En effet, pour bénéficier du " LABEL SOCIAL " il faut assurer la liberté syndicale au sein de l'entreprise.
Or, cette liberté est refusée tant pour les entreprises affiliées à la FEB que pour les autres entreprises qui subissent une délégation SYNDICALE.
La Belgique a déjà été condamnée à de nombreuses reprises par l'OIT (Organisation Internationale du Travail) pour son refus de la liberté syndicale.
Seuls les syndicats politiques sont reconnus en Belgique par les instances gouvernementales. Seuls ceux-ci peuvent distribuer les allocations de chômage, participer aux concertations sociales, toucher des gouvernements, de l'ONSS et de la FEB des cotisations syndicales prélevées sur les fonds sociaux obligatoires.

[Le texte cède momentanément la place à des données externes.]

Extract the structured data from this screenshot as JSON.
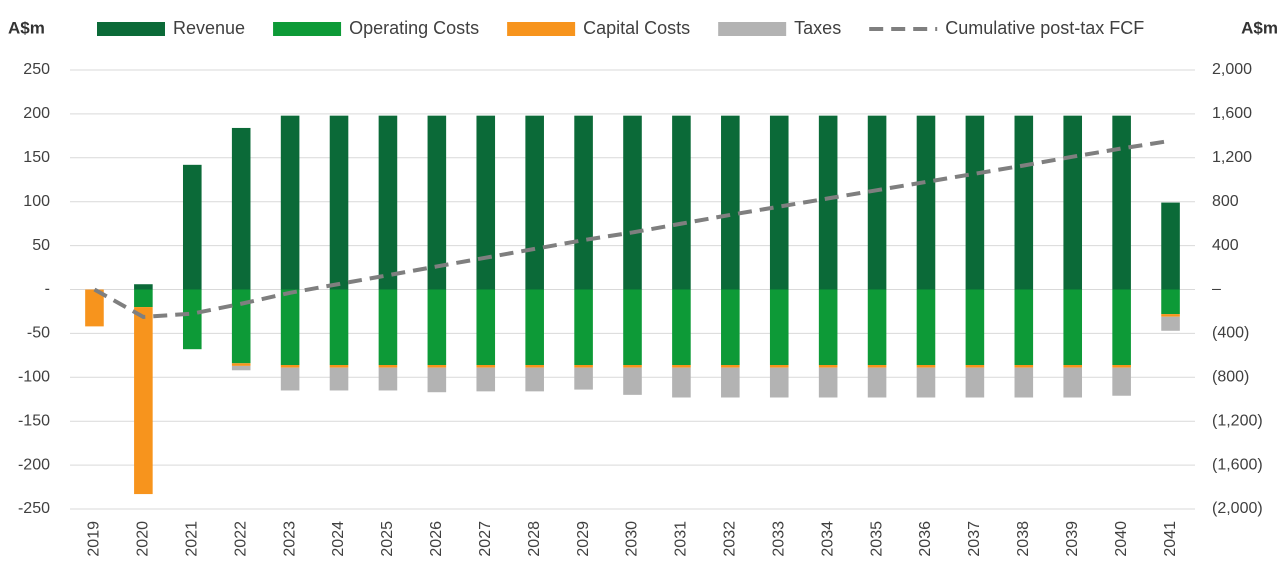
{
  "chart_data": {
    "type": "bar",
    "ylabel": "A$m",
    "y2label": "A$m",
    "categories": [
      "2019",
      "2020",
      "2021",
      "2022",
      "2023",
      "2024",
      "2025",
      "2026",
      "2027",
      "2028",
      "2029",
      "2030",
      "2031",
      "2032",
      "2033",
      "2034",
      "2035",
      "2036",
      "2037",
      "2038",
      "2039",
      "2040",
      "2041"
    ],
    "stacked": true,
    "series": [
      {
        "name": "Revenue",
        "color": "#0b6a38",
        "values": [
          0,
          6,
          142,
          184,
          198,
          198,
          198,
          198,
          198,
          198,
          198,
          198,
          198,
          198,
          198,
          198,
          198,
          198,
          198,
          198,
          198,
          198,
          99
        ]
      },
      {
        "name": "Operating Costs",
        "color": "#0d9a37",
        "values": [
          0,
          -20,
          -68,
          -84,
          -86,
          -86,
          -86,
          -86,
          -86,
          -86,
          -86,
          -86,
          -86,
          -86,
          -86,
          -86,
          -86,
          -86,
          -86,
          -86,
          -86,
          -86,
          -28
        ]
      },
      {
        "name": "Capital Costs",
        "color": "#f7941d",
        "values": [
          -42,
          -213,
          0,
          -3,
          -3,
          -3,
          -3,
          -3,
          -3,
          -3,
          -3,
          -3,
          -3,
          -3,
          -3,
          -3,
          -3,
          -3,
          -3,
          -3,
          -3,
          -3,
          -3
        ]
      },
      {
        "name": "Taxes",
        "color": "#b3b3b3",
        "values": [
          0,
          0,
          0,
          -5,
          -26,
          -26,
          -26,
          -28,
          -27,
          -27,
          -25,
          -31,
          -34,
          -34,
          -34,
          -34,
          -34,
          -34,
          -34,
          -34,
          -34,
          -32,
          -16
        ]
      },
      {
        "name": "Cumulative post-tax FCF",
        "color": "#7f7f7f",
        "type": "line",
        "dashed": true,
        "axis": "y2",
        "values": [
          0,
          -250,
          -220,
          -130,
          -30,
          50,
          130,
          210,
          290,
          370,
          450,
          520,
          600,
          680,
          755,
          830,
          905,
          980,
          1055,
          1130,
          1210,
          1285,
          1355
        ]
      }
    ],
    "ylim": [
      -250,
      250
    ],
    "yticks": [
      250,
      200,
      150,
      100,
      50,
      {
        "value": 0,
        "label": "-"
      },
      -50,
      -100,
      -150,
      -200,
      -250
    ],
    "y2lim": [
      -2000,
      2000
    ],
    "y2ticks": [
      {
        "value": 2000,
        "label": "2,000"
      },
      {
        "value": 1600,
        "label": "1,600"
      },
      {
        "value": 1200,
        "label": "1,200"
      },
      800,
      400,
      {
        "value": 0,
        "label": "–"
      },
      {
        "value": -400,
        "label": "(400)"
      },
      {
        "value": -800,
        "label": "(800)"
      },
      {
        "value": -1200,
        "label": "(1,200)"
      },
      {
        "value": -1600,
        "label": "(1,600)"
      },
      {
        "value": -2000,
        "label": "(2,000)"
      }
    ],
    "grid": true,
    "legend": "top"
  }
}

En outre, les seules délégations syndicales reconnues à l'intérieur des entreprises de même que les comités d'hygiène et autres doivent être composés de membres des syndicats gouvernementaux.
Seules donc les PME qui laissent toute liberté aux membres de leur personnel de s'affilier à un syndicat de leur choix pourront en Belgique bénéficier du " LABEL SOCIAL ".
Encore faut-il qu'elles ne doivent pas subir une délégation syndicale gouvernementale.
La Belgique bientôt exclue de la Communauté Européenne
Pour pouvoir entrer dans la Communauté Européenne, les pays candidats doivent satisfaire à un certain nombre de critères :
- respect de la convention universelle européenne des droits de l'homme,
- suppression sans consultation de la population de la peine de mort y compris pendant les guerres,
- acceptation d'une économie de marché et de la libre concurrence,
- suppression des monopoles d'état et des aides qui provoquent des distorsions de concurrence,
- séparation des pouvoirs,
- respect des règles communautaires concernant l'environnement, l'énergie et autres,
- multiculturalité dans l'entreprise.
Tout cela, la Belgique l'observe même si elle se fait très souvent tirer l'oreille.
Par contre, comme dit plus haut, la Belgique ne respecte pas la liberté syndicale obligatoire ni la défense des désignations politiques dans l'administration et surtout dans celle de la justice.
Il va de soi que les pays candidats pourraient se prévaloir de ce régime de faveur de la Belgique pour échapper partiellement à leurs obligations ou alors la Belgique devrait quitter la Communauté Européenne.